MicroRNAs (miRNAs) are a class of 18–25 nucleotide noncoding RNAs that post-transcriptionally regulate numerous gene expressions.2 These RNA molecules are involved in many essential biological activities and miRNA dysregulation correlates with various human cancers.3 Tumor-derived circulating miRNAs exist in the tumor microenvironment, and serve as mediators of cell-cell communication, immune regulation and tumor invasion.4 Recently, circulating miRNAs have been demonstrated to be sufficiently stable in circulation fluid such as plasma and serum,5,6 and therefore they have potential to serve as biomarkers for cancers. Increasing attention is gradually being paid to the search for specific circulating miRNAs as non-invasive biomarkers that enable clinicians to monitor the cancer therapeutic efficiency.7
In the present study, to explore circulating miRNAs for cancer therapy biomarkers, we initially performed a profile study by miRNA microarray on 4 paired HNSCC tumors and adjacent normal tissues, and we confirmed expression levels of the miRNA candidates in operative samples from 16 HNSCC patients (Table 1) by quantitative real-time RT-PCR (qRT-PCR). Based on this discovery, we investigated the expression levels of these dysregulated miRNAs in paired plasma samples from 9 patients before and 6 months after tumor resections to clarify a potentially reliable therapeutic biomarker for HNSCC.
Results
miRNA profilihg in HNSCC tumor tissues versus adjacent non-tumor counterparts
The microarray platform determined 63 differentially (P < 0.05 by Student's paired t-test) expressed miRNAs in 4 HNSCC tumor tissues compared to the adjacent non-tumor counterparts.

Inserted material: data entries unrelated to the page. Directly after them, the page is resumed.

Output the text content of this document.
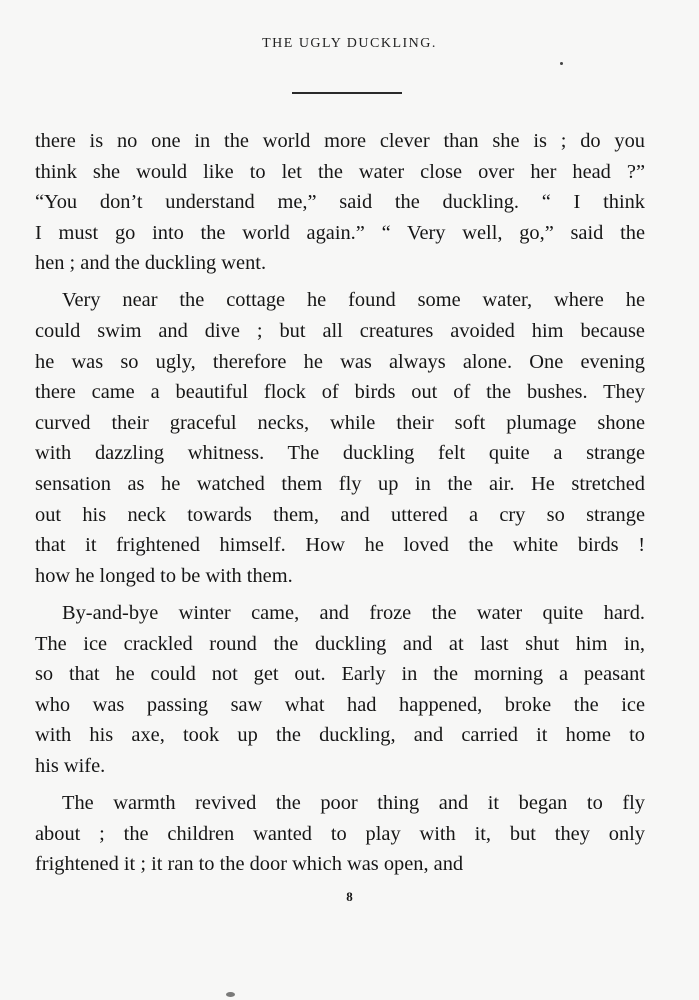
THE UGLY DUCKLING.

there is no one in the world more clever than she is ; do you
think she would like to let the water close over her head ?”
“You don’t understand me,” said the duckling. “ I think
I must go into the world again.” “ Very well, go,” said the
hen ; and the duckling went.

Very near the cottage he found some water, where he
could swim and dive ; but all creatures avoided him because
he was so ugly, therefore he was always alone. One evening
there came a beautiful flock of birds out of the bushes. They
curved their graceful necks, while their soft plumage shone
with dazzling whitness. The duckling felt quite a strange
sensation as he watched them fly up in the air. He stretched
out his neck towards them, and uttered a cry so strange
that it frightened himself. How he loved the white birds !
how he longed to be with them.

By-and-bye winter came, and froze the water quite hard.
The ice crackled round the duckling and at last shut him in,
so that he could not get out. Early in the morning a peasant
who was passing saw what had happened, broke the ice
with his axe, took up the duckling, and carried it home to
his wife.

The warmth revived the poor thing and it began to fly
about ; the children wanted to play with it, but they only
frightened it ; it ran to the door which was open, and

8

We selected the top 10 downregulated miRNAs (less than −1.5 in log2 scale) and top 7 upregulated miRNAs (more than 1.5 in log2 scale), signals of which could be detected in all 4 paired samples (Table 2) for further validations.
Table 2.
1) Downregulated miRNAs in HNSCC tissues compared with the adjacent non-tumor tissues | |||
---|---|---|---|
systematic name | miRBase accession No | fold change (log2) | P-value |
hsa-miR-99a | MIMAT0000097 | −2.608 | 0.034 |
hsa-miR-1275 | MIMAT0005929 | −1.800 | 0.047 |
hsa-miR-125b | MIMAT0000423 | −1.674 | 0.021 |
hsa-miR-638 | MIMAT0003308 | −1.616 | 0.005 |
hsa-let-7c | MIMAT0000064 | −1.604 | 0.035 |
hsa-miR-1224 | MIMAT0005458 | −1.598 | 0.019 |
hsa-miR-4299 | MIMAT0016851 | −1.572 | 0.015 |
hsa-miR-572 | MIMAT0003237 | −1.544 | 0.006 |
hsa-miR-100 | MIMAT0000098 | −1.538 | 0.044 |
hsa-miR-2861 |
MIMAT0013802 |
−1.500 |
0.010 |
2) Upregulated miRNAs in HNSCC tissues compared with the adjacent non-tumor tissues | |||
systematic name |
miRBase accession No |
fold change (log2) |
P-value |
hsa-miR-21 | MIMAT0000076 | 3.334 | 0.007 |
hsa-miR-155 | MIMAT0000646 | 3.037 | 0.008 |
hsa-miR-146b | MIMAT0002809 | 2.880 | 0.008 |
hsa-miR-223 | MIMAT0000280 | 2.870 | 0.036 |
hsa-miR-34b* | MIMAT0000685 | 1.940 | 0.003 |
hsa-miR-4286 | MIMAT0016916 | 1.910 | 0.043 |
hsa-miR-106b | MIMAT0000680 | 1.719 | 0.023 |
Evaluation of miRNA expression in HNSCC cancerous tissues by real-time qRT-PCR analysis
To confirm the results obtained by microarray analysis, we validated the miRNA expressions in HNSCC paired sample tissues (n = 16) by qRT-PCR. Our data demonstrated that 4 miRNAs (miR-21, miR-146b, miR-155, miR-223) were significantly up-regulated and 4 miRNAs (let-7c, miR-99a, miR-100, miR-125b) were down-regulated (Fig. 1) in HNSCC cancerous tissues compared to their adjacent non-tumor counterparts.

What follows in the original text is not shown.